In de brieven van juni 20141 en januari 20162 heeft mijn voorganger uw Kamer geïnformeerd over de uitgangspunten en de voortgang in de uitvoering van het kabinetsbeleid inzake economische veiligheid, de bescherming van nationale veiligheidsbelangen bij buitenlandse overnames van en investeringen in Nederlandse bedrijven binnen de vitale infrastructuur.

In vervolg hierop informeer ik uw Kamer, mede namens de Minister van Economische Zaken en de Minister voor Buitenlandse Handel en Ontwikkelingssamenwerking, met deze brief over de stand van zaken ten aanzien van in de eerdere brieven genoemde beleidsvoornemens.

Hoofdpunten

Op het beleidsthema economische veiligheid is de nodige voortgang geboekt:

  • Voor de sector telecommunicatie is een ex-ante-analyse uitgevoerd naar de risico’s van buitenlandse overnames en investeringen. Mede aan de hand van de uitkomsten hiervan heeft de Minister van Economische Zaken een wetsvoorstel voorkoming ongewenste zeggenschap telecommunicatie in openbare consultatie gebracht.

  • Voor andere sectoren binnen de vitale infrastructuur zijn ex-ante-analyses gaande of in voorbereiding. Het kabinet laat onderzoeken of ook buiten de vitale infrastructuur het instrumentarium ter bescherming van de nationale veiligheid bij buitenlandse overnames en investeringen toereikend is.

  • Er is een verkenning gaande naar de wenselijkheid en haalbaarheid van generieke wetgeving op het gebied van economische veiligheid.

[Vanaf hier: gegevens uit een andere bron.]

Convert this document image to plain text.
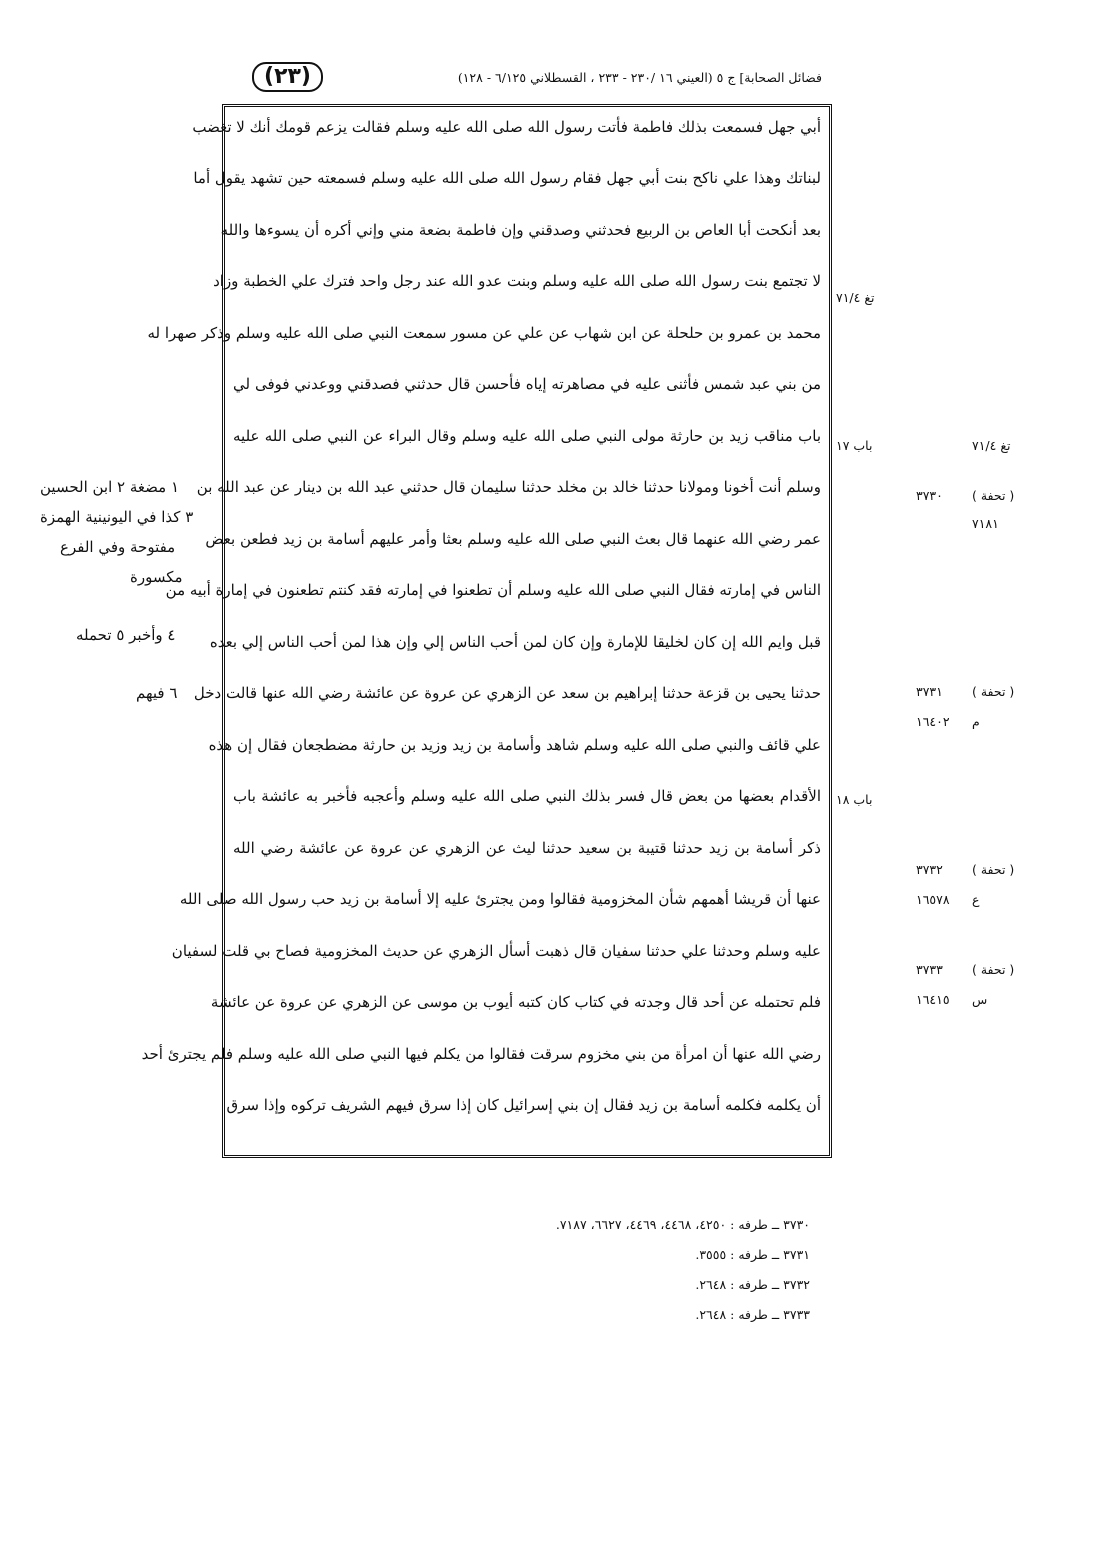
(٢٣)	فضائل الصحابة] ج ٥ (العيني ١٦ /٢٣٠ - ٢٣٣ ، القسطلاني ٦/١٢٥ - ١٢٨)
أبي جهل فسمعت بذلك فاطمة فأتت رسول الله صلى الله عليه وسلم فقالت يزعم قومك أنك لا تغضب
لبناتك وهذا علي ناكح بنت أبي جهل فقام رسول الله صلى الله عليه وسلم فسمعته حين تشهد يقول أما
بعد أنكحت أبا العاص بن الربيع فحدثني وصدقني وإن فاطمة بضعة مني وإني أكره أن يسوءها والله
لا تجتمع بنت رسول الله صلى الله عليه وسلم وبنت عدو الله عند رجل واحد فترك علي الخطبة وزاد
محمد بن عمرو بن حلحلة عن ابن شهاب عن علي عن مسور سمعت النبي صلى الله عليه وسلم وذكر صهرا له
من بني عبد شمس فأثنى عليه في مصاهرته إياه فأحسن قال حدثني فصدقني ووعدني فوفى لي
باب مناقب زيد بن حارثة مولى النبي صلى الله عليه وسلم وقال البراء عن النبي صلى الله عليه
وسلم أنت أخونا ومولانا حدثنا خالد بن مخلد حدثنا سليمان قال حدثني عبد الله بن دينار عن عبد الله بن
عمر رضي الله عنهما قال بعث النبي صلى الله عليه وسلم بعثا وأمر عليهم أسامة بن زيد فطعن بعض
الناس في إمارته فقال النبي صلى الله عليه وسلم أن تطعنوا في إمارته فقد كنتم تطعنون في إمارة أبيه من
قبل وايم الله إن كان لخليقا للإمارة وإن كان لمن أحب الناس إلي وإن هذا لمن أحب الناس إلي بعده
حدثنا يحيى بن قزعة حدثنا إبراهيم بن سعد عن الزهري عن عروة عن عائشة رضي الله عنها قالت دخل
علي قائف والنبي صلى الله عليه وسلم شاهد وأسامة بن زيد وزيد بن حارثة مضطجعان فقال إن هذه
الأقدام بعضها من بعض قال فسر بذلك النبي صلى الله عليه وسلم وأعجبه فأخبر به عائشة باب
ذكر أسامة بن زيد حدثنا قتيبة بن سعيد حدثنا ليث عن الزهري عن عروة عن عائشة رضي الله
عنها أن قريشا أهمهم شأن المخزومية فقالوا ومن يجترئ عليه إلا أسامة بن زيد حب رسول الله صلى الله
عليه وسلم وحدثنا علي حدثنا سفيان قال ذهبت أسأل الزهري عن حديث المخزومية فصاح بي قلت لسفيان
فلم تحتمله عن أحد قال وجدته في كتاب كان كتبه أيوب بن موسى عن الزهري عن عروة عن عائشة
رضي الله عنها أن امرأة من بني مخزوم سرقت فقالوا من يكلم فيها النبي صلى الله عليه وسلم فلم يجترئ أحد
أن يكلمه فكلمه أسامة بن زيد فقال إن بني إسرائيل كان إذا سرق فيهم الشريف تركوه وإذا سرق
تغ ٧١/٤
باب ١٧	تغ ٧١/٤
٣٧٣٠ ( تحفة )
٧١٨١
٣٧٣١ ( تحفة )
١٦٤٠٢ م
باب ١٨
٣٧٣٢ ( تحفة )
١٦٥٧٨ ع
٣٧٣٣ ( تحفة )
١٦٤١٥ س
١ مضغة ٢ ابن الحسين
٣ كذا في اليونينية الهمزة
مفتوحة وفي الفرع
مكسورة
٤ وأخبر ٥ تحمله
٦ فيهم
٣٧٣٠ ــ طرفه : ٤٢٥٠، ٤٤٦٨، ٤٤٦٩، ٦٦٢٧، ٧١٨٧.
٣٧٣١ ــ طرفه : ٣٥٥٥.
٣٧٣٢ ــ طرفه : ٢٦٤٨.
٣٧٣٣ ــ طرفه : ٢٦٤٨.
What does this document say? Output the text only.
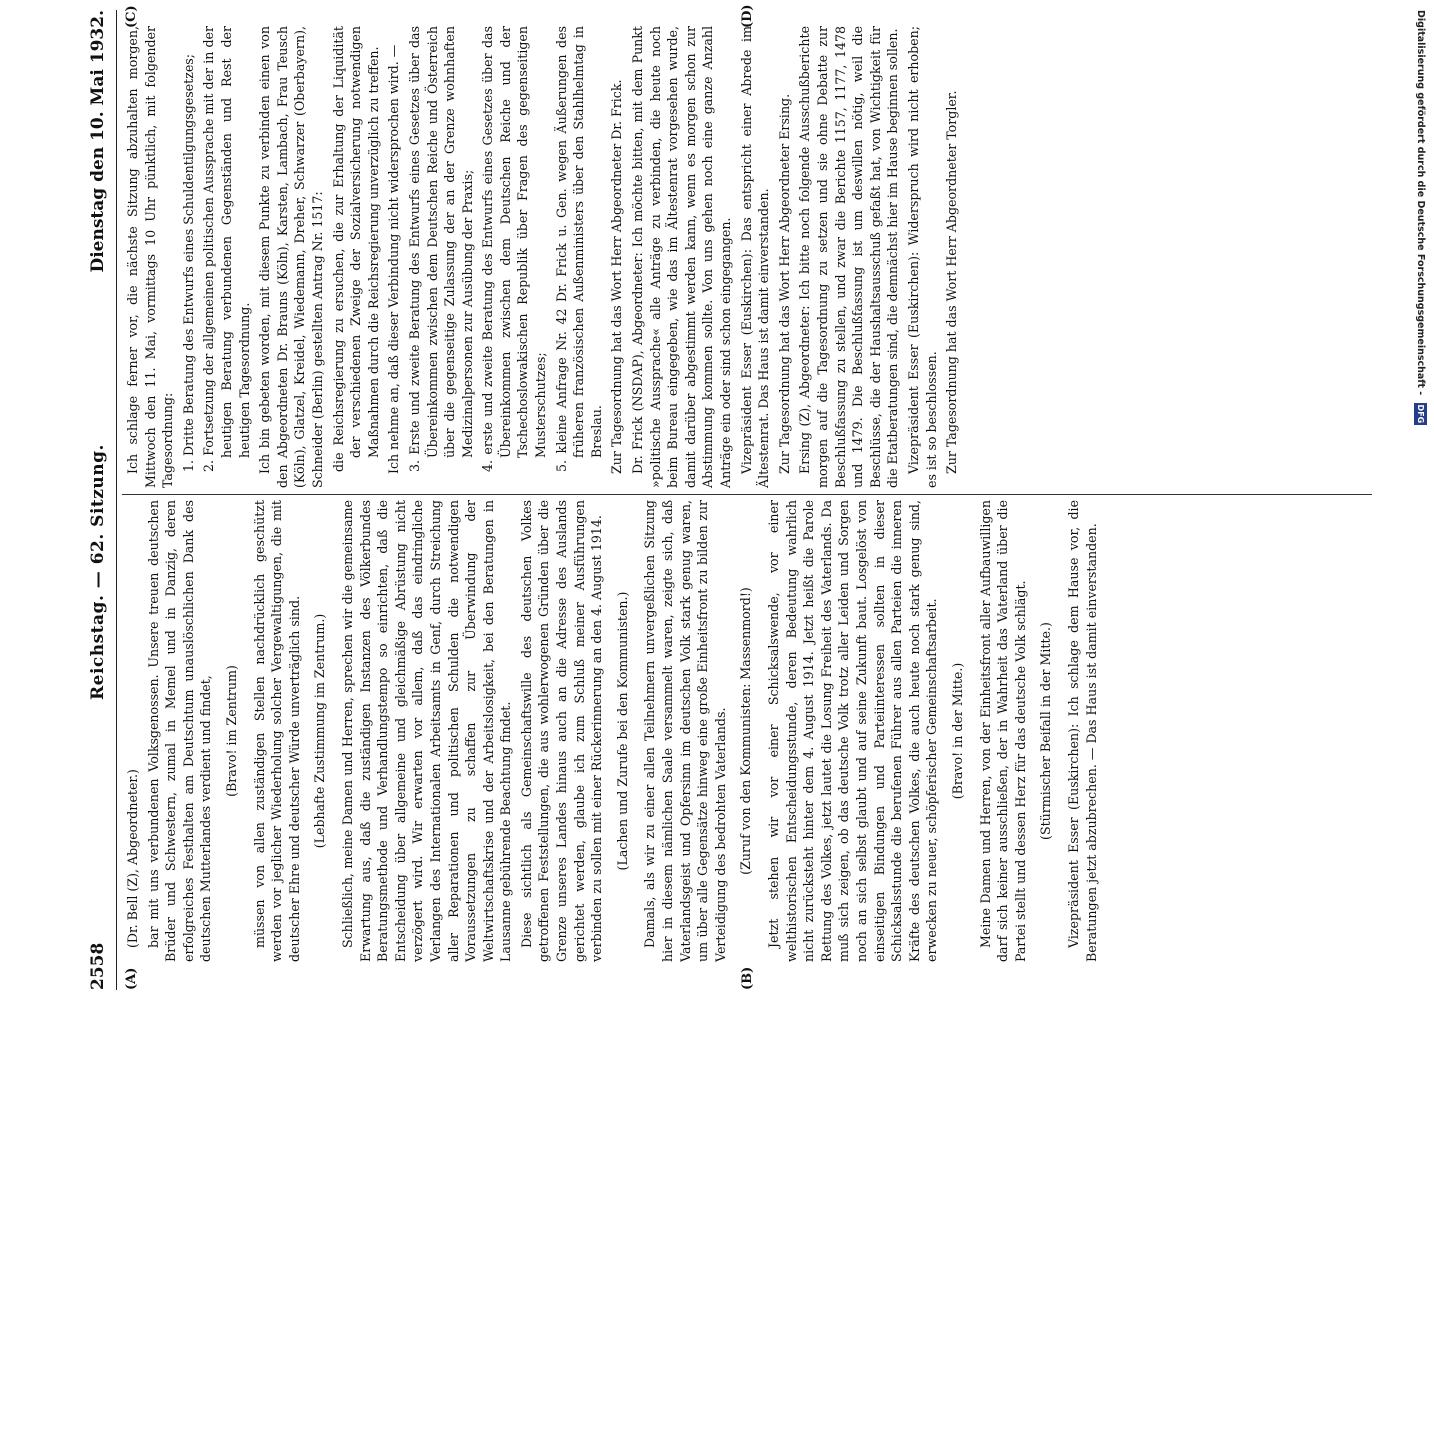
2558
Reichstag. — 62. Sitzung.
Dienstag den 10. Mai 1932.
(A)	(B)
(C)	(D)

(Dr. Bell (Z), Abgeordneter.) bar mit uns verbundenen Volksgenossen. Unsere treuen deutschen Brüder und Schwestern, zumal in Memel und in Danzig, deren erfolgreiches Festhalten am Deutschtum unauslöschlichen Dank des deutschen Mutterlandes verdient und findet, (Bravo! im Zentrum) müssen von allen zuständigen Stellen nachdrücklich geschützt werden vor jeglicher Wiederholung solcher Vergewaltigungen, die mit deutscher Ehre und deutscher Würde unverträglich sind. (Lebhafte Zustimmung im Zentrum.) Schließlich, meine Damen und Herren, sprechen wir die gemeinsame Erwartung aus, daß die zuständigen Instanzen des Völkerbundes Beratungsmethode und Verhandlungstempo so einrichten, daß die Entscheidung über allgemeine und gleichmäßige Abrüstung nicht verzögert wird. Wir erwarten vor allem, daß das eindringliche Verlangen des Internationalen Arbeitsamts in Genf, durch Streichung aller Reparationen und politischen Schulden die notwendigen Voraussetzungen zu schaffen zur Überwindung der Weltwirtschaftskrise und der Arbeitslosigkeit, bei den Beratungen in Lausanne gebührende Beachtung findet. Diese sichtlich als Gemeinschaftswille des deutschen Volkes getroffenen Feststellungen, die aus wohlerwogenen Gründen über die Grenze unseres Landes hinaus auch an die Adresse des Auslands gerichtet werden, glaube ich zum Schluß meiner Ausführungen verbinden zu sollen mit einer Rückerinnerung an den 4. August 1914. (Lachen und Zurufe bei den Kommunisten.) Damals, als wir zu einer allen Teilnehmern unvergeßlichen Sitzung hier in diesem nämlichen Saale versammelt waren, zeigte sich, daß Vaterlandsgeist und Opfersinn im deutschen Volk stark genug waren, um über alle Gegensätze hinweg eine große Einheitsfront zu bilden zur Verteidigung des bedrohten Vaterlands. (Zuruf von den Kommunisten: Massenmord!) Jetzt stehen wir vor einer Schicksalswende, vor einer welthistorischen Entscheidungsstunde, deren Bedeutung wahrlich nicht zurücksteht hinter dem 4. August 1914. Jetzt heißt die Parole Rettung des Volkes, jetzt lautet die Losung Freiheit des Vaterlands. Da muß sich zeigen, ob das deutsche Volk trotz aller Leiden und Sorgen noch an sich selbst glaubt und auf seine Zukunft baut. Losgelöst von einseitigen Bindungen und Parteiinteressen sollten in dieser Schicksalsstunde die berufenen Führer aus allen Parteien die inneren Kräfte des deutschen Volkes, die auch heute noch stark genug sind, erwecken zu neuer, schöpferischer Gemeinschaftsarbeit. (Bravo! in der Mitte.) Meine Damen und Herren, von der Einheitsfront aller Aufbauwilligen darf sich keiner ausschließen, der in Wahrheit das Vaterland über die Partei stellt und dessen Herz für das deutsche Volk schlägt. (Stürmischer Beifall in der Mitte.) Vizepräsident Esser (Euskirchen): Ich schlage dem Hause vor, die Beratungen jetzt abzubrechen. — Das Haus ist damit einverstanden.

Ich schlage ferner vor, die nächste Sitzung abzuhalten morgen, Mittwoch den 11. Mai, vormittags 10 Uhr pünktlich, mit folgender Tagesordnung: 1. Dritte Beratung des Entwurfs eines Schuldentilgungsgesetzes; 2. Fortsetzung der allgemeinen politischen Aussprache mit der in der heutigen Beratung verbundenen Gegenständen und Rest der heutigen Tagesordnung. Ich bin gebeten worden, mit diesem Punkte zu verbinden einen von den Abgeordneten Dr. Brauns (Köln), Karsten, Lambach, Frau Teusch (Köln), Glatzel, Kreidel, Wiedemann, Dreher, Schwarzer (Oberbayern), Schneider (Berlin) gestellten Antrag Nr. 1517: die Reichsregierung zu ersuchen, die zur Erhaltung der Liquidität der verschiedenen Zweige der Sozialversicherung notwendigen Maßnahmen durch die Reichsregierung unverzüglich zu treffen. Ich nehme an, daß dieser Verbindung nicht widersprochen wird. — 3. Erste und zweite Beratung des Entwurfs eines Gesetzes über das Übereinkommen zwischen dem Deutschen Reiche und Österreich über die gegenseitige Zulassung der an der Grenze wohnhaften Medizinalpersonen zur Ausübung der Praxis; 4. erste und zweite Beratung des Entwurfs eines Gesetzes über das Übereinkommen zwischen dem Deutschen Reiche und der Tschechoslowakischen Republik über Fragen des gegenseitigen Musterschutzes; 5. kleine Anfrage Nr. 42 Dr. Frick u. Gen. wegen Äußerungen des früheren französischen Außenministers über den Stahlhelmtag in Breslau. Zur Tagesordnung hat das Wort Herr Abgeordneter Dr. Frick. Dr. Frick (NSDAP), Abgeordneter: Ich möchte bitten, mit dem Punkt »politische Aussprache« alle Anträge zu verbinden, die heute noch beim Bureau eingegeben, wie das im Ältestenrat vorgesehen wurde, damit darüber abgestimmt werden kann, wenn es morgen schon zur Abstimmung kommen sollte. Von uns gehen noch eine ganze Anzahl Anträge ein oder sind schon eingegangen. Vizepräsident Esser (Euskirchen): Das entspricht einer Abrede im Ältestenrat. Das Haus ist damit einverstanden. Zur Tagesordnung hat das Wort Herr Abgeordneter Ersing. Ersing (Z), Abgeordneter: Ich bitte noch folgende Ausschußberichte morgen auf die Tagesordnung zu setzen und sie ohne Debatte zur Beschlußfassung zu stellen, und zwar die Berichte 1157, 1177, 1478 und 1479. Die Beschlußfassung ist um deswillen nötig, weil die Beschlüsse, die der Haushaltsausschuß gefaßt hat, von Wichtigkeit für die Etatberatungen sind, die demnächst hier im Hause beginnen sollen. Vizepräsident Esser (Euskirchen): Widerspruch wird nicht erhoben; es ist so beschlossen. Zur Tagesordnung hat das Wort Herr Abgeordneter Torgler.	Digitalisierung gefördert durch die Deutsche Forschungsgemeinschaft - DFG
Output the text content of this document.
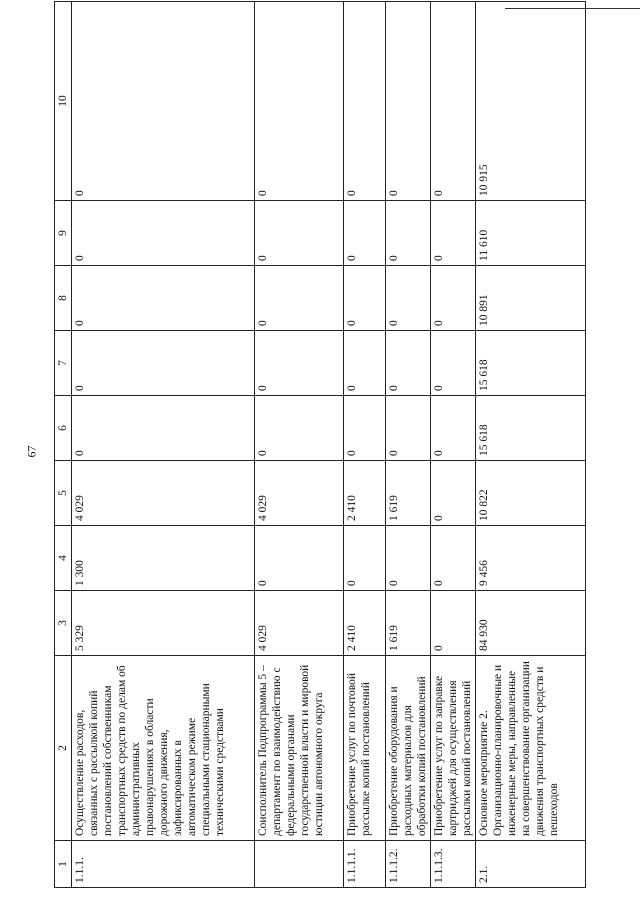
67
1	2	3	4	5	6	7	8	9	10
1.1.1.	Осуществление расходов, связанных с рассылкой копий постановлений собственникам транспортных средств по делам об административных правонарушениях в области дорожного движения, зафиксированных в автоматическом режиме специальными стационарными техническими средствами	5 329	1 300	4 029	0	0	0	0	0
	Соисполнитель Подпрограммы 5 – департамент по взаимодействию с федеральными органами государственной власти и мировой юстиции автономного округа	4 029	0	4 029	0	0	0	0	0
1.1.1.1.	Приобретение услуг по почтовой рассылке копий постановлений	2 410	0	2 410	0	0	0	0	0
1.1.1.2.	Приобретение оборудования и расходных материалов для обработки копий постановлений	1 619	0	1 619	0	0	0	0	0
1.1.1.3.	Приобретение услуг по заправке картриджей для осуществления рассылки копий постановлений	0	0	0	0	0	0	0	0
2.1.	Основное мероприятие 2. Организационно-планировочные и инженерные меры, направленные на совершенствование организации движения транспортных средств и пешеходов	84 930	9 456	10 822	15 618	15 618	10 891	11 610	10 915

  • De Radboud Universiteit heeft het in mijn opdracht uitgevoerde onderzoek «Vitale vennootschappen in veilige handen» opgeleverd3. In dit onderzoek staat de vraag centraal hoe aandeelhouderschap in een Nederlandse naamloze of besloten vennootschap (mogelijke) toegang tot (vertrouwelijke) informatie en invloed op beslissingen biedt en op welke wijze dit gevolgen kan hebben voor de nationale veiligheid. Het onderzoeksrapport levert een waardevolle bijdrage aan de beleidsvorming ter bescherming van de economische veiligheid van Nederland.

  • Op basis van een risicoverkenning wordt uitvoering gegeven aan maatregelen gericht op risico’s voor de nationale veiligheid die samenhangen met aanbesteding en inhuur.

  • De eerder ingezette publiek-private dialoog is voortgezet.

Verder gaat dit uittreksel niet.